To that extent, the 1st Circuit agreed with the 9th Circuit in the Witt case, but then, it departed. It said the Lawrence decision recognized "only a narrowly defined liberty interest in adult consensual sexual intimacy in the confines of one's home and one's own private life."
The military's policy, said the panel, calls for discharge of a service member "who engages in a public homosexual act or who coerces another person to engage in a homosexual act." Although the policy also calls for dismissing a service member who engages in consensual sex off base in the privacy of their home, said the panel, the policy was "an exercise of Congressional judgment in the area of military affairs" and warrants enormous deference.
"Here, … there is a detailed legislative record concerning Congress' reasons for passing the ("Don't Ask, Don't Tell" policy). This record makes plain that Congress concluded, after considered deliberation, that the Act was necessary to preserve the military's effectiveness as a fighting force, and thus, to ensure national security. This is an exceedingly weighty interest," concluded the panel, "and one that unquestionably surpasses the government interest that was at stake in Lawrence."

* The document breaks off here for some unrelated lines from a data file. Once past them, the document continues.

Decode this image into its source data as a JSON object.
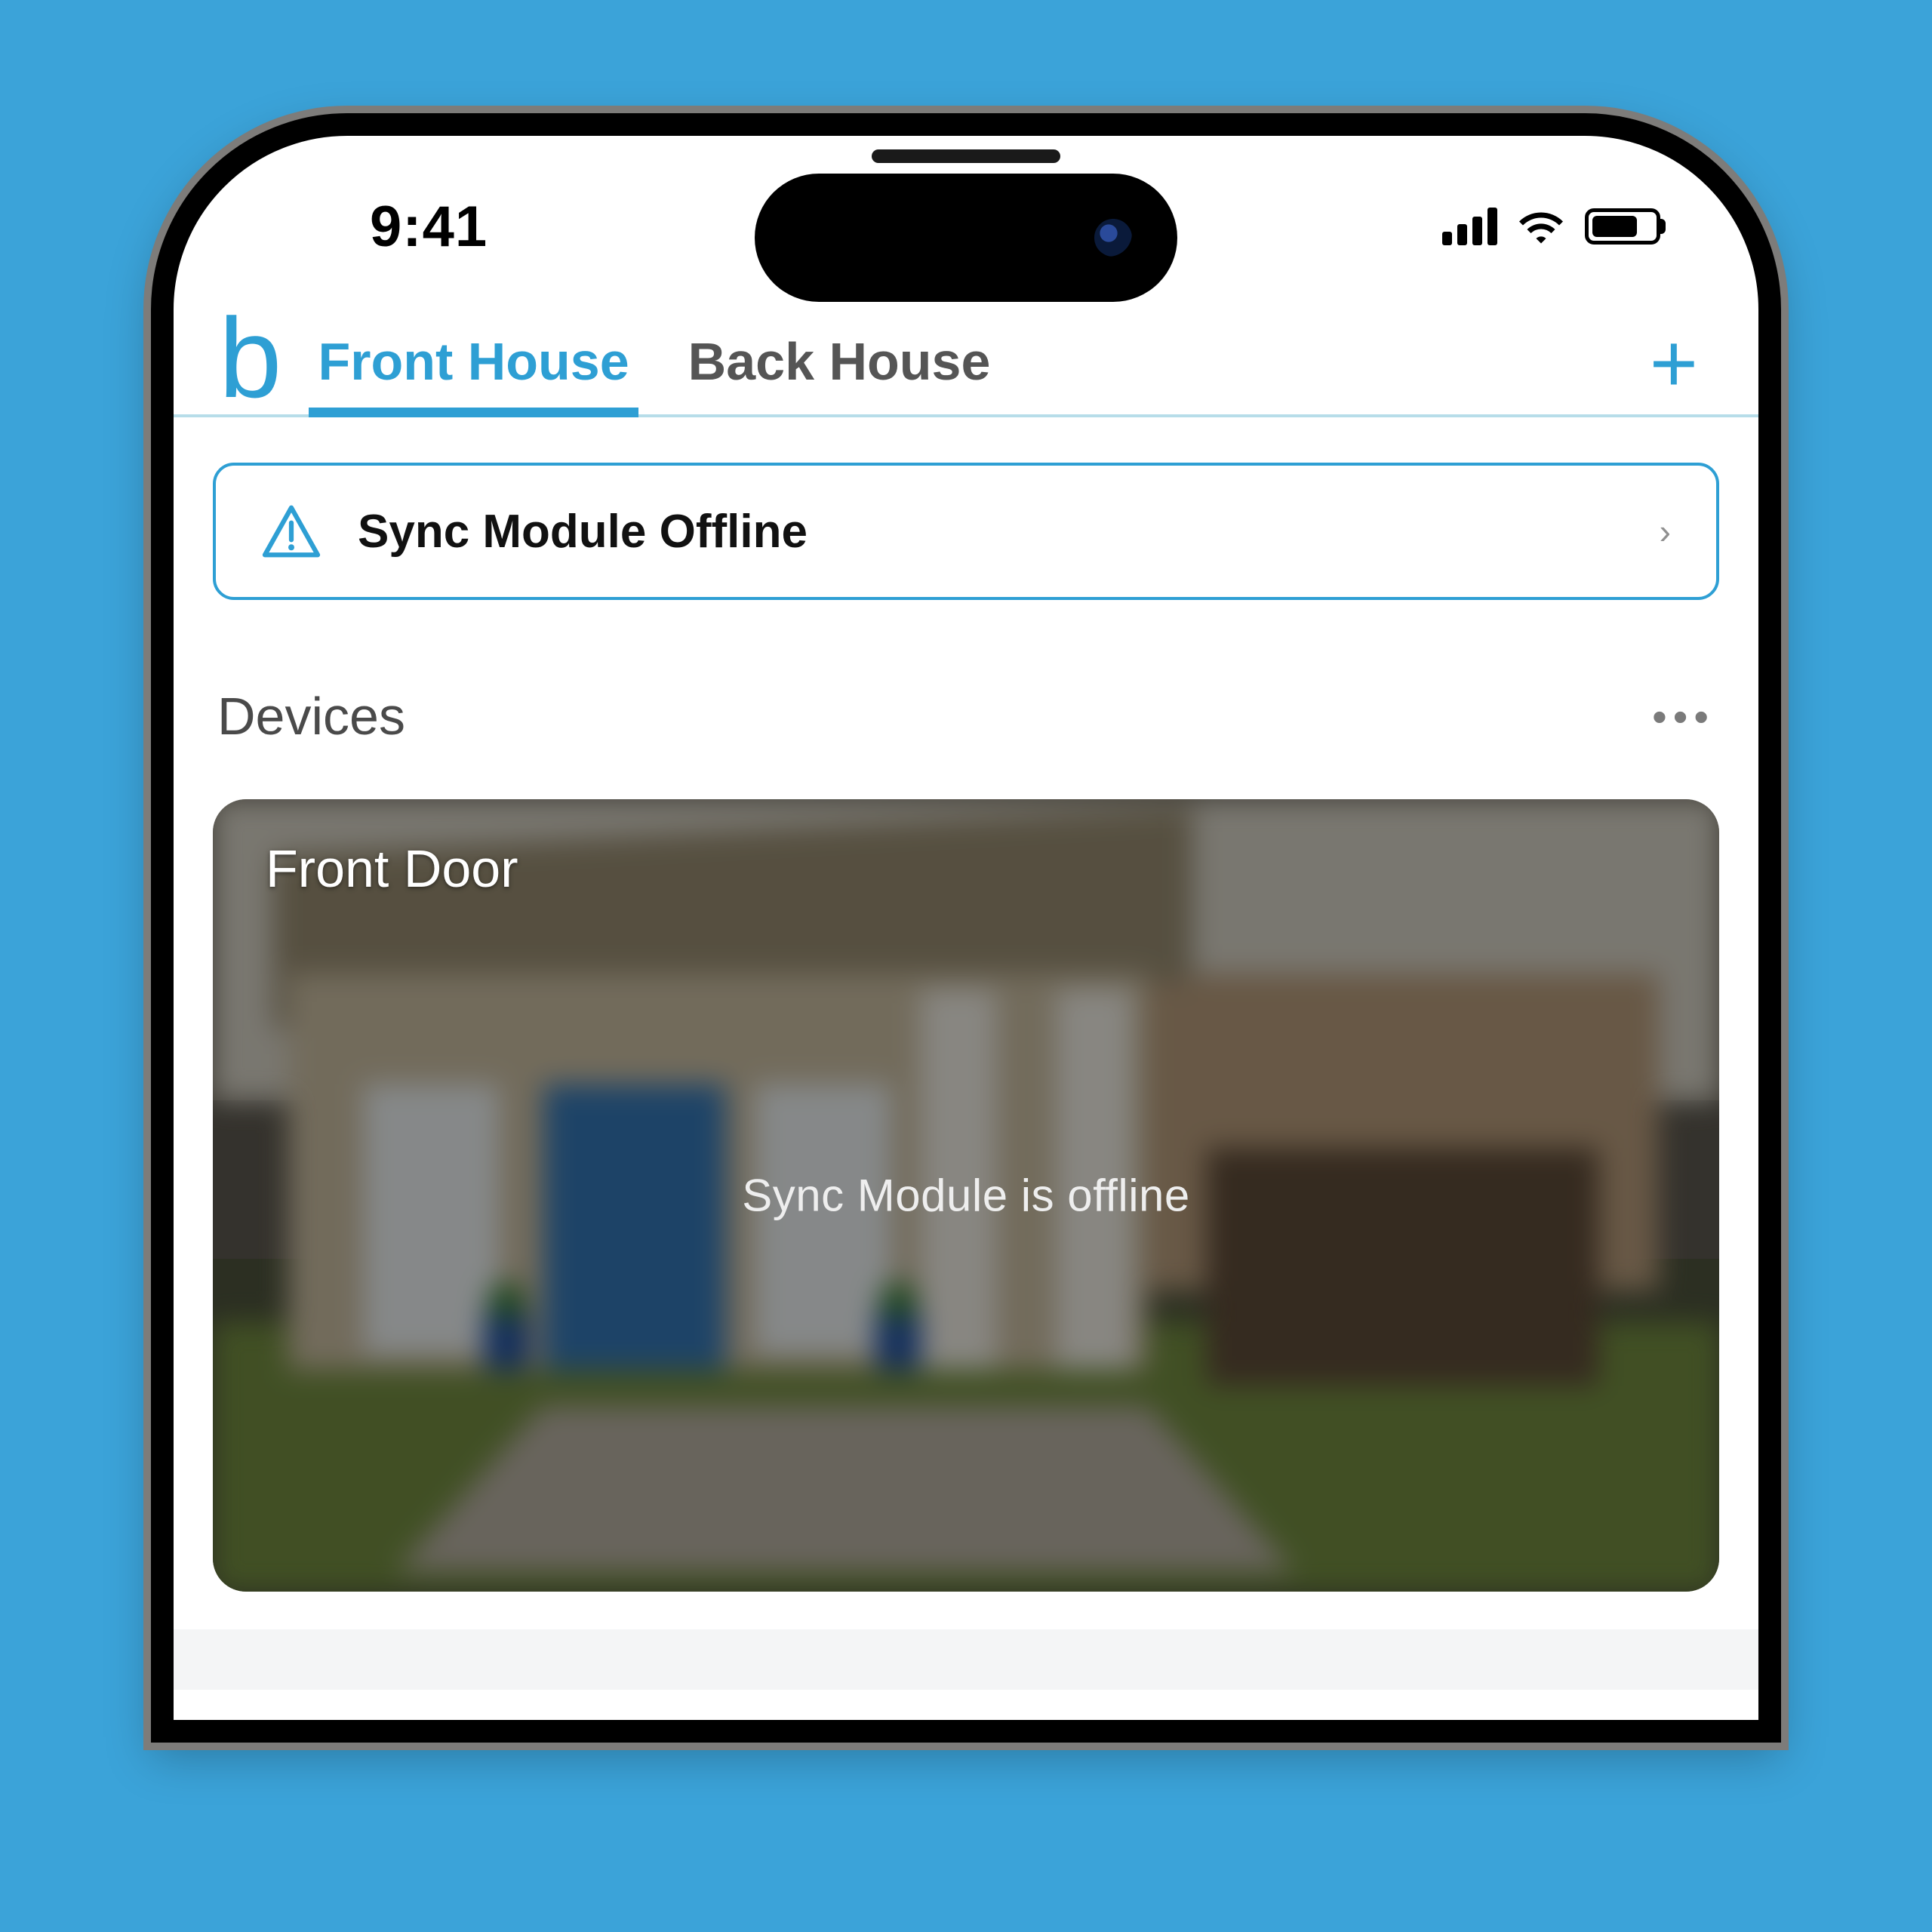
{
  "statusbar": {
    "time": "9:41"
  },
  "header": {
    "logo_glyph": "b",
    "tabs": [
      {
        "label": "Front House",
        "active": true
      },
      {
        "label": "Back House",
        "active": false
      }
    ],
    "add_glyph": "+"
  },
  "alert": {
    "text": "Sync Module Offline",
    "chevron": "›"
  },
  "devices": {
    "section_title": "Devices",
    "more_glyph": "•••",
    "cameras": [
      {
        "name": "Front Door",
        "status": "Sync Module is offline"
      }
    ]
  },
  "colors": {
    "accent": "#2e9fd4"
  }
}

The panel also rejected an argument from the plaintiffs that the Supreme Court's 1996 ruling against "laws based on animus" in striking down an anti-gay initiative in Colorado (in Romer v. Evans) should be applied to the military policy. The plaintiffs said that ruling, too, required that the military policy treating gays differently meet a higher standard of review.
But the panel said "Congress has put forward a non-animus based explanation for its decision to pass the Act" and that "Given the substantial deference owed Congress' assessment of the need for the legislation, the Act survives rational basis review."
The three-judge panel of the 1st Circuit U.S. Court of Appeals took 15 months to come to its conclusion. The decision was written by Judge Jeffrey Howard, an appointee of the current President Bush, and joined by Levin Campbell, a Nixon appointee, and in part by Patti Saris, a Clinton appointee.
Saris said she disagreed with her colleagues on only one aspect of the ruling: She believes the policy does violate a service member's First Amendment right to say she or he is gay "if the (policy) is applied to punish statements about one's status as a homosexual."
Aubrey Sarvis, executive director of Servicemembers Legal Defense Network, which led the challenge, said the organization would consult with the plaintiffs to assess whether to appeal to the full 1st Circuit.
The lawsuit, Cook v. Gates, was filed in December 2004 by 12 service members discharged for being gay.
Congress passed the "Don't Ask, Don't Tell" policy in 1993 and, since it went into effect in 1994, more than 11,000 gay servicemembers have been discharged. One of the primary reasons offered for the policy was that the presence of gays would create sexual tension among troops in close quarters and thus, threaten unit cohesion.